Where Musk Has Made the Biggest Cuts So Far

It remains uncertain whether Elon Musk’s government efficiency commission will achieve its intended goals effectively. However, it has certainly proven to be persistent.

The so-called DOGE commission has initiated the process of publishing a list of items it claims to have removed from the federal budget. Just over a month into its operation, the group asserts it has generated “savings” that total billions of taxpayer dollars, primarily through the cancellation or renegotiation of contracts. These range from low-cost news service subscriptions to multimillion-dollar training initiatives and various contracted services that Musk has eliminated.

Yahoo Finance reviewed 1,127 records uploaded to doge.gov as of February 19. While we did not conduct a thorough audit or validation of each reported action, we categorized them by agency to illustrate where Musk’s commission has concentrated its efforts and what types of actions it has pursued.

These 1,127 records encompassed activities across 39 agencies, including several highly publicized targets of the Trump-Musk initiative. With approximately 400 federal agencies, varying in size, DOGE has only just begun its review.

The US Agency for International Development (USAID) has experienced the most significant cuts so far, amounting to $6.5 billion, based on DOGE records. Following closely is the Department of Education with $502 million in reductions, followed by the Social Security Administration at $232 million. Other agencies seeing cuts exceeding $100 million include the General Services Administration and the departments of Agriculture, Homeland Security, Health and Human Services, Transportation, and Commerce.

The precise meaning of “savings” in DOGEspeak is still unclear. Most actions seem to involve funds that Congress allocated and approved, which were subsequently assigned by the executive branch through contracts that the Trump administration has now canceled.

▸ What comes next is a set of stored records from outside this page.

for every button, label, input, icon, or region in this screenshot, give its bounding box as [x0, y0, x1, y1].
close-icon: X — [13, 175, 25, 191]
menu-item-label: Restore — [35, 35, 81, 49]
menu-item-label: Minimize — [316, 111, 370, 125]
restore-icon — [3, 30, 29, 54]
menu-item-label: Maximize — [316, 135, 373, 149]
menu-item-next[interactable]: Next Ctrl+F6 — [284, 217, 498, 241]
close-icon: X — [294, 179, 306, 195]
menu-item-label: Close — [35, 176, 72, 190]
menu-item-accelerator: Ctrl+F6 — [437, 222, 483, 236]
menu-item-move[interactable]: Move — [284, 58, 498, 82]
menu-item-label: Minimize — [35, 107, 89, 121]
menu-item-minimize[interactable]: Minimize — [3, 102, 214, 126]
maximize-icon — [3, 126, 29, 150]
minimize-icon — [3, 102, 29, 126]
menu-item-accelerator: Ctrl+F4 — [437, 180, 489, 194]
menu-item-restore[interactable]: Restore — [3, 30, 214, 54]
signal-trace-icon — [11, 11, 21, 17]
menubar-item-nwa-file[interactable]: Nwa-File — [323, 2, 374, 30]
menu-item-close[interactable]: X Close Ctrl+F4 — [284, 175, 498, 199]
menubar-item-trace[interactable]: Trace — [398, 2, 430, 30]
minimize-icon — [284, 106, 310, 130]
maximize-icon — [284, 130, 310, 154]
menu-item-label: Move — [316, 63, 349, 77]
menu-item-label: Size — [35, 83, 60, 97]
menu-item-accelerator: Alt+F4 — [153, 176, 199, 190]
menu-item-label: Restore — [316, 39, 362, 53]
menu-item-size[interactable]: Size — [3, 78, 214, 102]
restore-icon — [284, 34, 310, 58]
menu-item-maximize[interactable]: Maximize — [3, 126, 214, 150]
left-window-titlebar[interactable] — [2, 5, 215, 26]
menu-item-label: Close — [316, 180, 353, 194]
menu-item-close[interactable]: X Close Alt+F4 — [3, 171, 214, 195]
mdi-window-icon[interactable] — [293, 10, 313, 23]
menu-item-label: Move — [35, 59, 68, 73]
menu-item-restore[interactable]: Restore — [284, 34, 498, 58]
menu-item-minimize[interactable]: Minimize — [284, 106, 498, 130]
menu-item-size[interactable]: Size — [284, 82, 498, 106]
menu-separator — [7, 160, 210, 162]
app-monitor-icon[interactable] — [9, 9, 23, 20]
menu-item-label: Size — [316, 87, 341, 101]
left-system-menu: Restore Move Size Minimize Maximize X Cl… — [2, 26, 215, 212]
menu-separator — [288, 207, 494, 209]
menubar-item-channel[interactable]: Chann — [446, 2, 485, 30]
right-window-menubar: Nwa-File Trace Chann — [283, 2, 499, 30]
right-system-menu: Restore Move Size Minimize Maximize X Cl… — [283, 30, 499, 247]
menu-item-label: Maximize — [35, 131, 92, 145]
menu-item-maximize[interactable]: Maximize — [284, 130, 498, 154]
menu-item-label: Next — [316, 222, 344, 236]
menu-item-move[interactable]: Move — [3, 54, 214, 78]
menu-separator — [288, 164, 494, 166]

The DOGE data connects to numerous contract summaries, indicating that the spending in question often spans multiple years. Typically, under most contracts, the buyer pays in installments rather than upfront. There’s no specific timeline for the funds DOGE refers to as “savings,” but it appears the spending discussed would have extended over months or years.

Significant errors have already emerged in DOGE’s record-keeping. The New York Times examined one canceled contract initially valued at $8 billion, a figure that was incorrect by three zeros; the true value was only $8 million. While this could have been a simple data-entry oversight, DOGE appears to have included the $8 billion figure in calculating its claimed total savings of $55 billion to date.